Now there is another voice. His voice. His cruel voice! “She is gone. She is with someone else. She is not coming back to you. Let me out”. “If you let me out she will come back to you. You know she will. I can make her belong to us forever. That is what you really want. Let me out”.
And now I know. He does not realize he has just made my choice for me. The only one I could ever make. And he has made it so easy for me. It is not wether I deserve my shanshu . It is not wether I should be helping people or not. Or even who should die or not…I made a big mistake tonight and humans died. It is done. I will answer for that and all my sins. I am prepared for that. But I have to deal with the here and now. And I will. I have. He is going to hate that he made it easy for me, instead of harder. Because whatever happens in my life I know that I can not let anything hurt her .No matter the cost to myself. And that is why it is finally clear. All this time W and H and Darla and now Dru have been messing with my mind. And now it is finally clear.

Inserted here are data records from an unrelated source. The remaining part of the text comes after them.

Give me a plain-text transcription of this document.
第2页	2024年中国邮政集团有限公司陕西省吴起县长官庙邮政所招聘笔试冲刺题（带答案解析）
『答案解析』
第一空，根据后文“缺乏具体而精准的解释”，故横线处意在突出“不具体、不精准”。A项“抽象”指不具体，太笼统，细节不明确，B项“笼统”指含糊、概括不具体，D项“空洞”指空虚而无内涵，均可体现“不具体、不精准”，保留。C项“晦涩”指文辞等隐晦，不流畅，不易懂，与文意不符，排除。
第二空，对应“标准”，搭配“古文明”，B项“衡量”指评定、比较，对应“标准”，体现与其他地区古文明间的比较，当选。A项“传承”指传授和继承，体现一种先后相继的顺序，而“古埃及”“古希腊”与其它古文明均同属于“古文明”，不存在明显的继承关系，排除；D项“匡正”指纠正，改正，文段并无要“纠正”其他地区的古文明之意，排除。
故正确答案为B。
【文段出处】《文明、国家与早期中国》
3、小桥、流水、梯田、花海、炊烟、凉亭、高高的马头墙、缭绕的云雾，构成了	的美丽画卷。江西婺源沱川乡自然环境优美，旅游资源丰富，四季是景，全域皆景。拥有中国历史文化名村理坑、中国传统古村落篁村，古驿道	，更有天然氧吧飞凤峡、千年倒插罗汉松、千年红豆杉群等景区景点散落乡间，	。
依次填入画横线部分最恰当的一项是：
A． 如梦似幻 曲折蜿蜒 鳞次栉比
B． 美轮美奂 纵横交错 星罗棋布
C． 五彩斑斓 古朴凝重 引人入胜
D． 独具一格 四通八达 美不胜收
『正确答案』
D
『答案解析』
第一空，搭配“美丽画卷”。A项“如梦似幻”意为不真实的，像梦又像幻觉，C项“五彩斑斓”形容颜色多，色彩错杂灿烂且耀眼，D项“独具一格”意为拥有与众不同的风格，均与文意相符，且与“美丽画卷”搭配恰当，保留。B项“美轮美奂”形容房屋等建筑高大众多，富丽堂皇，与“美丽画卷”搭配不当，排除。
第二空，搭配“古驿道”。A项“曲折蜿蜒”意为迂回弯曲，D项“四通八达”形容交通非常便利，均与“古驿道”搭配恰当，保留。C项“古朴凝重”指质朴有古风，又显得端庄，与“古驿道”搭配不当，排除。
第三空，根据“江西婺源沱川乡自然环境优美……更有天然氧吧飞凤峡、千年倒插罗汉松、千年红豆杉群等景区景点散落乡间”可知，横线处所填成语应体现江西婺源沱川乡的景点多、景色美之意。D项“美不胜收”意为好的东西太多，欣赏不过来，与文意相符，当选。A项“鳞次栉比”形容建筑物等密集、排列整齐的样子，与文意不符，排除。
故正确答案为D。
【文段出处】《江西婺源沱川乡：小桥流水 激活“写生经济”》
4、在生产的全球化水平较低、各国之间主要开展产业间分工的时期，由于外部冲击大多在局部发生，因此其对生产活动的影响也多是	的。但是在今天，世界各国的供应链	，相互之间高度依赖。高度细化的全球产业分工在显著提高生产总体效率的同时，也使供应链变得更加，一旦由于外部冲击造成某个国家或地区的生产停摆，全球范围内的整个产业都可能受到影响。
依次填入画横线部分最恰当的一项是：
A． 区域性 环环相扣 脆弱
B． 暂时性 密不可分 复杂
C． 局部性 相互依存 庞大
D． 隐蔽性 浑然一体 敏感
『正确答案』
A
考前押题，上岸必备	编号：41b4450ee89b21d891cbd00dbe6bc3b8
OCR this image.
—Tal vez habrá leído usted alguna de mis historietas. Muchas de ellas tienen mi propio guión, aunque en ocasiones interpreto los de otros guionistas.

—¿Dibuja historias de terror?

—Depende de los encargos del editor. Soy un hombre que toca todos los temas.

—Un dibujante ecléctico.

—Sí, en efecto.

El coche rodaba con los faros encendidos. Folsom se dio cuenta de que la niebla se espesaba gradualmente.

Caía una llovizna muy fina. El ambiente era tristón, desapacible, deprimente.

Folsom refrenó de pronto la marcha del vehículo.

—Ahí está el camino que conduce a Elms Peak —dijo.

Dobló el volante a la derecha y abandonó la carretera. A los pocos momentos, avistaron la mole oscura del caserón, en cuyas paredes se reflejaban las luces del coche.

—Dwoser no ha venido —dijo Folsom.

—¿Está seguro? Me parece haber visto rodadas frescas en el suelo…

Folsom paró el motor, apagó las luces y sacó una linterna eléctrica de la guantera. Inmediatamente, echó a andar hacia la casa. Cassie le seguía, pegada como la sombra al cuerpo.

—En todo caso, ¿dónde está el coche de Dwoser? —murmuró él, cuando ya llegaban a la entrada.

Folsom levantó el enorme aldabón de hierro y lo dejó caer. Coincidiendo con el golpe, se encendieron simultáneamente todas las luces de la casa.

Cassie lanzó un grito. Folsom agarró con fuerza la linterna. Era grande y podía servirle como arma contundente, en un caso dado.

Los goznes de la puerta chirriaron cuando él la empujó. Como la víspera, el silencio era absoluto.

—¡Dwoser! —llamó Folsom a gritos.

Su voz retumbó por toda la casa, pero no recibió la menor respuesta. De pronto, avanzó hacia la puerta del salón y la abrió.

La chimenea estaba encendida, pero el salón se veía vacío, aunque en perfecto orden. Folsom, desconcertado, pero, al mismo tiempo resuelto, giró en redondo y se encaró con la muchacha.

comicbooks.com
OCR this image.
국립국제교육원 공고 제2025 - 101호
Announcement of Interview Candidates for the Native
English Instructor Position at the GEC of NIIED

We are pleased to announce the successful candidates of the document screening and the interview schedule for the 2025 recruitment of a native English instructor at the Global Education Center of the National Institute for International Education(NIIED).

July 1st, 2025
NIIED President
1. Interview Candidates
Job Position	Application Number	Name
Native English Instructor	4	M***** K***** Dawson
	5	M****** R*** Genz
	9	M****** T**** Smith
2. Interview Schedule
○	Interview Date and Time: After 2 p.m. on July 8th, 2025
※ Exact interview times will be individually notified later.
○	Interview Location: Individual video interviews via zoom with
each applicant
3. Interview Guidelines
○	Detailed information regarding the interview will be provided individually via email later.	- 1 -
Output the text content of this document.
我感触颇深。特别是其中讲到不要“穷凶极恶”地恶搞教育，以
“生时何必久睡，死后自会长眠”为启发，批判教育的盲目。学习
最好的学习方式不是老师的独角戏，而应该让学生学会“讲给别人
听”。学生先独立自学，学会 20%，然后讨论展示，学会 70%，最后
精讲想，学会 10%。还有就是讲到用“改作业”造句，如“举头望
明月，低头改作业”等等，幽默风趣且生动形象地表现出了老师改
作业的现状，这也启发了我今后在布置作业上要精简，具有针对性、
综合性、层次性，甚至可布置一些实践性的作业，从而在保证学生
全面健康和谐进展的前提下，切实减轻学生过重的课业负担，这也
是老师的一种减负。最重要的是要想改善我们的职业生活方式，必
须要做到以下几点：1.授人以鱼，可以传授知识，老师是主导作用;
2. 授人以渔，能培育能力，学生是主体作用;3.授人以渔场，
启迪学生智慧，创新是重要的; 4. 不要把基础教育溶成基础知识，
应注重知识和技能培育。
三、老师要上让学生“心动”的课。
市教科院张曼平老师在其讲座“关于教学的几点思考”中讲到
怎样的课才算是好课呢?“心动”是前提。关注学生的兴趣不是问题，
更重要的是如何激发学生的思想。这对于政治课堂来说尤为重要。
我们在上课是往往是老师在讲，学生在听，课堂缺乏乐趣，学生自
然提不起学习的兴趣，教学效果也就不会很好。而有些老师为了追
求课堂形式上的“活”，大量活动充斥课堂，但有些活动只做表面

They are not going to bring back Angelus. I am not going to let them. It feels like a weight has been lifted off my shoulders. Because now I see clearly for the first time in ages!
If I allow Angelus to take over he will without a doubt go after Buffy. Either she will die or he will turn her. And I will never let either of those things happen. Not while I am still standing. She gave her sweet love to me and even though we are apart I will not abuse the trust she gave me. A slayer laying beside a vampire at peace with the world! So I will get off my butt and go and apologise and rehire my friends. And then go and do what I should have done already. Go and take care of Darla and Dru.
Even when she is not with me she still gives my life meaning.
She is my soul-mate and that is how it is.
I am going to get my Shanshu. I will be worthy. And we will be together. Someday. Tomorrow can take care of itself. For today I will do what needs doing. And I can do it because I have hope. Something I lost for a while but now I have it back.
“Thank you Angelus” Angel mutters to himself and smiles.